(notes by Philip Holberton, drawing on the work of Andrew Rutherford and Thomas Pinney)


Holograph [handwrittten by Kipling] version in Sundry Phansies where the title is followed by a question-mark in brackets. Sundry Phansies is a hand-written notebook of thirty-two poems presented by Kipling to Florence Garrard. A typescript copy has the readings ‘At her foulest she is lovely, at her fairest something more’ and ‘Hang that woman’ in the final line.

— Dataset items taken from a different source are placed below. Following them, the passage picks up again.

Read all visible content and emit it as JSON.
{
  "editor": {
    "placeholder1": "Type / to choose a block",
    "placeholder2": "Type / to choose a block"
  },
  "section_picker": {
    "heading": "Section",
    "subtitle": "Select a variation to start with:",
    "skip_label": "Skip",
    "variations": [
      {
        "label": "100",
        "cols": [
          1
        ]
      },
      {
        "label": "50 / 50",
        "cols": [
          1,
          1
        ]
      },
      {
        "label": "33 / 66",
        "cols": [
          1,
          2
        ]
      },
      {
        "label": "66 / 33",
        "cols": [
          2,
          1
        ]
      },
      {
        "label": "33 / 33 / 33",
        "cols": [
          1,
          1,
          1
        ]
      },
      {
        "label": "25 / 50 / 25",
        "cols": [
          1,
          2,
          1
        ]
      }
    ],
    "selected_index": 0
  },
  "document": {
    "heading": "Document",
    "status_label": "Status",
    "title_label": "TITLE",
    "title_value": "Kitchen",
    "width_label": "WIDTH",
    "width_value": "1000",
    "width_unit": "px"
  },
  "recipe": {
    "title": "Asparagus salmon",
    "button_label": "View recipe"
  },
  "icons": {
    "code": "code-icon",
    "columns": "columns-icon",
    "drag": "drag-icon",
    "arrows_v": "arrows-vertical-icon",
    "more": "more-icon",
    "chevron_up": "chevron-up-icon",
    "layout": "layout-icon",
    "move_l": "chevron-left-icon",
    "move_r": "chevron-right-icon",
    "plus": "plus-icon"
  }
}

Edith Plowden, a friend of Kipling’s mother, in her typescript for a talk to the Kipling Society in 1938, writes that:

‘Rudyard could versify on any subject and recited his verses to me as we walked and sat in Kensington Gardens. One ‘Chivalry’ amused me and he dedicated it to me calling me ‘The Missing Link between Lahore and London’. I knew it by heart.’

The context seems to imply that this was in 1880. (Andrew Rutherford)

The poem was never collected by Kipling, but is to be found in Rutherford (p. 54), and Pinney p. 1573.

Kipling and Flo Garrard

As a schoolboy of fourteen Rudyard fell in love with the beautiful ‘Flo’ Garrard, an art student, a year older than he, who had already befriended his sister ‘Trix’ at Lorne Lodge in Southsea. Though they corresponded, his feelings do not seem to have been reciprocated.

In 1881 and 1882 he sent Flo Garrard many poems, including this one, which clearly failed to impress her or win her heart.

The Poem

The poet considers how, like a knight of old, he should “worship”, “serve” and “respect” all women. When one actually comes to see him it is a different matter!